Fetch for Multiple Locations (CSV or Shapefile):

from geoEpic.io import fetch_list

# Define parameters
config = 'path/to/your/config.yml'
# Input can be a path to a CSV or a Shapefile
input_data = 'path/to/locations.csv' # or 'path/to/area_of_interest.shp'
output = './weather_output' # Base output directory

# Fetch weather data for all locations/features in the input file
# Note: If input is CSV, it must contain columns like 'lat', 'lon', and potentially output paths
# output_dir acts as a base path if paths in CSV are relative, or target dir for shapefile outputs.
# GeoEPIC adds 'wthgridid' column/attribute to the input file.
fetch_list(
config_file=config,
input_data=input_data,
output_dir=output,
raw=False # False saves as .DLY (default)
)
print(f"Weather data fetched for locations/regions in {input_data}.")
print("Input file has been updated with 'wthgridid'.")

3. Editing Weather File

Once .DLY files are created (or if you have existing ones), the geoEpic.io.DLY class in the Python API allows loading, manipulation, and further processing. It acts like a pandas.DataFrame with added EPIC-specific features.

import pandas as pd
from geoEpic.io import DLY # Import the DLY class

# --- Loading Data ---
# Replace './output/NewYorkCity.DLY' with the path to an actual .DLY file
dly_filepath = './output/NewYorkCity.DLY'
try:
dly_data = DLY.load(dly_filepath) # Use the class method 'load'
print(f"Successfully loaded weather data from {dly_filepath}")

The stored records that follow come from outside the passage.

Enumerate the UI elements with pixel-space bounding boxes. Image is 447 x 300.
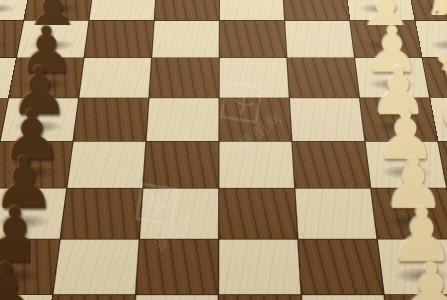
square-f3[interactable] xyxy=(295,189,376,239)
square-b5[interactable] xyxy=(152,21,219,58)
square-g5[interactable] xyxy=(136,240,218,295)
square-b3[interactable] xyxy=(285,21,354,58)
chessboard-photo: ♜♟♟♜♞♟♟♞♝♟♟♝♛♟♟♛♚♟♟♚♝♟♟♝♞♟♟♞♜♟♟♜ 义摄图网义摄图… xyxy=(0,0,447,300)
square-b4[interactable] xyxy=(220,21,287,58)
square-f6[interactable] xyxy=(61,189,142,239)
square-e6[interactable] xyxy=(67,142,145,188)
square-h3[interactable] xyxy=(302,295,391,300)
square-g4[interactable] xyxy=(219,240,300,295)
square-e5[interactable] xyxy=(143,142,218,188)
square-e4[interactable] xyxy=(219,142,294,188)
square-h6[interactable] xyxy=(45,295,134,300)
square-h7[interactable]: ♟ xyxy=(0,295,52,300)
piece-white-pawn[interactable]: ♟ xyxy=(396,253,447,300)
square-d4[interactable] xyxy=(220,98,292,141)
square-f4[interactable] xyxy=(219,189,297,239)
square-a4[interactable] xyxy=(220,0,284,20)
square-g3[interactable] xyxy=(299,240,384,295)
square-a5[interactable] xyxy=(155,0,219,20)
square-h5[interactable] xyxy=(132,295,218,300)
square-c5[interactable] xyxy=(149,58,218,98)
square-d6[interactable] xyxy=(74,98,149,141)
square-e3[interactable] xyxy=(293,142,371,188)
square-a6[interactable] xyxy=(90,0,156,20)
chess-board[interactable]: ♜♟♟♜♞♟♟♞♝♟♟♝♛♟♟♛♚♟♟♚♝♟♟♝♞♟♟♞♜♟♟♜ xyxy=(0,0,447,300)
square-b6[interactable] xyxy=(85,21,154,58)
square-f5[interactable] xyxy=(140,189,218,239)
square-c4[interactable] xyxy=(220,58,289,98)
square-d3[interactable] xyxy=(290,98,364,141)
square-a3[interactable] xyxy=(283,0,349,20)
square-c3[interactable] xyxy=(287,58,358,98)
perspective-scene: ♜♟♟♜♞♟♟♞♝♟♟♝♛♟♟♛♚♟♟♚♝♟♟♝♞♟♟♞♜♟♟♜ xyxy=(0,0,447,300)
square-h4[interactable] xyxy=(219,295,304,300)
square-d5[interactable] xyxy=(147,98,219,141)
board-tilt-plane: ♜♟♟♜♞♟♟♞♝♟♟♝♛♟♟♛♚♟♟♚♝♟♟♝♞♟♟♞♜♟♟♜ xyxy=(0,0,447,300)
piece-black-pawn[interactable]: ♟ xyxy=(0,253,40,300)
square-c6[interactable] xyxy=(79,58,151,98)
square-h2[interactable]: ♟ xyxy=(385,295,447,300)
square-g6[interactable] xyxy=(53,240,138,295)
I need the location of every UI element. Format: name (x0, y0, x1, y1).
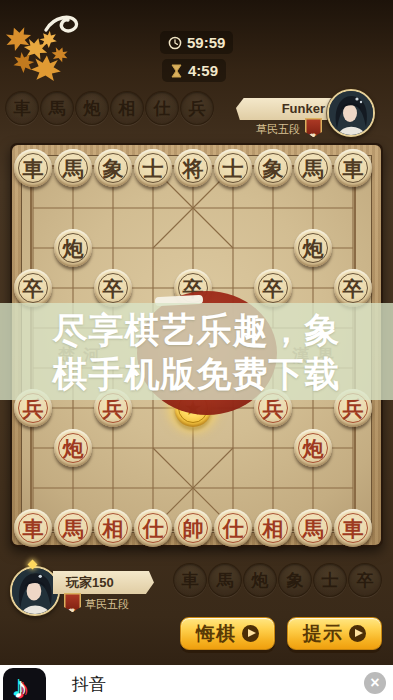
avatar-portrait (12, 568, 58, 614)
piece-炮[interactable]: 炮 (54, 229, 92, 267)
player-bottom-nameplate: 玩家150 (53, 571, 154, 594)
close-banner-button[interactable]: × (364, 672, 386, 694)
ad-text-line1: 尽享棋艺乐趣，象 (53, 308, 341, 352)
piece-卒[interactable]: 卒 (254, 269, 292, 307)
undo-button-label: 悔棋 (196, 621, 236, 647)
hint-button[interactable]: 提示 (287, 617, 382, 650)
piece-炮[interactable]: 炮 (294, 429, 332, 467)
capture-slot-車: 車 (173, 563, 207, 597)
piece-車[interactable]: 車 (334, 509, 372, 547)
piece-馬[interactable]: 馬 (54, 149, 92, 187)
piece-馬[interactable]: 馬 (54, 509, 92, 547)
app-banner-bar[interactable]: ♪♪♪ 抖音 × (0, 665, 393, 700)
capture-slot-馬: 馬 (208, 563, 242, 597)
undo-move-button[interactable]: 悔棋 (180, 617, 275, 650)
douyin-logo-icon[interactable]: ♪♪♪ (3, 668, 46, 700)
piece-馬[interactable]: 馬 (294, 509, 332, 547)
player-bottom-name: 玩家150 (66, 575, 114, 590)
player-bottom-rank: 草民五段 (85, 597, 129, 612)
capture-slot-士: 士 (313, 563, 347, 597)
piece-卒[interactable]: 卒 (94, 269, 132, 307)
player-bottom-avatar[interactable] (10, 566, 60, 616)
piece-相[interactable]: 相 (94, 509, 132, 547)
piece-卒[interactable]: 卒 (334, 269, 372, 307)
play-circle-icon (349, 625, 366, 642)
hint-button-label: 提示 (303, 621, 343, 647)
game-screen: 59:59 4:59 車馬炮相仕兵 車馬炮象士卒 Funker 草民五段 草民 … (0, 0, 393, 700)
ad-text-overlay: 尽享棋艺乐趣，象 棋手机版免费下载 (0, 303, 393, 400)
piece-帥[interactable]: 帥 (174, 509, 212, 547)
piece-車[interactable]: 車 (334, 149, 372, 187)
piece-士[interactable]: 士 (134, 149, 172, 187)
piece-仕[interactable]: 仕 (214, 509, 252, 547)
piece-炮[interactable]: 炮 (294, 229, 332, 267)
capture-slot-象: 象 (278, 563, 312, 597)
piece-炮[interactable]: 炮 (54, 429, 92, 467)
play-circle-icon (242, 625, 259, 642)
ad-text-line2: 棋手机版免费下载 (53, 352, 341, 396)
capture-slot-卒: 卒 (348, 563, 382, 597)
piece-士[interactable]: 士 (214, 149, 252, 187)
piece-将[interactable]: 将 (174, 149, 212, 187)
piece-車[interactable]: 車 (14, 509, 52, 547)
capture-tray-bottom: 車馬炮象士卒 (173, 563, 382, 597)
piece-卒[interactable]: 卒 (14, 269, 52, 307)
app-name-label: 抖音 (72, 673, 106, 696)
piece-車[interactable]: 車 (14, 149, 52, 187)
piece-馬[interactable]: 馬 (294, 149, 332, 187)
piece-仕[interactable]: 仕 (134, 509, 172, 547)
capture-slot-炮: 炮 (243, 563, 277, 597)
piece-象[interactable]: 象 (94, 149, 132, 187)
piece-象[interactable]: 象 (254, 149, 292, 187)
piece-相[interactable]: 相 (254, 509, 292, 547)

# --- Inspecting and Manipulating Data (using pandas methods) ---
print("\nFirst 5 rows of weather data:")
print(dly_data.head())

print("\nDaily Solar Radiation (srad) head:")
print(dly_data['srad'].head()) # Access columns like a DataFrame

print("\nWeather data summary statistics:")
print(dly_data.describe())

# Example manipulation: Calculate Temperature Range
# dly_data['Trange'] = dly_data['tmax'] - dly_data['tmin']
# print("\nDaily Temperature Range (first 5 days):")
# print(dly_data['Trange'].head())

# --- EPIC-specific Functionality: Creating Monthly Files ---
# Aggregates daily data to monthly stats and saves as .WP1
print("\nGenerating monthly weather file (.WP1)...")
wp1_filepath = dly_data.to_monthly() # Returns the path of the created WP1 file

if wp1_filepath:
print(f"Monthly weather file created successfully: {wp1_filepath}")
else:
print("Failed to create monthly weather file.")

except FileNotFoundError:
print(f"Error: The specified .DLY file was not found: {dly_filepath}")
except Exception as e:
print(f"An error occurred while processing {dly_filepath}: {e}")

Key DLY Class Features:

  • Loading: DLY.load(filepath) reads a .DLY file into a DLY object (DataFrame subclass).
  • Data Access/Manipulation: Utilize standard pandas.DataFrame methods for analysis and modification.
  • Monthly Aggregation: dly_data.to_monthly() calculates monthly statistics (averages/totals as appropriate for EPIC) and saves the results to a .WP1 file (typically in the same directory with the same base name as the .DLY file).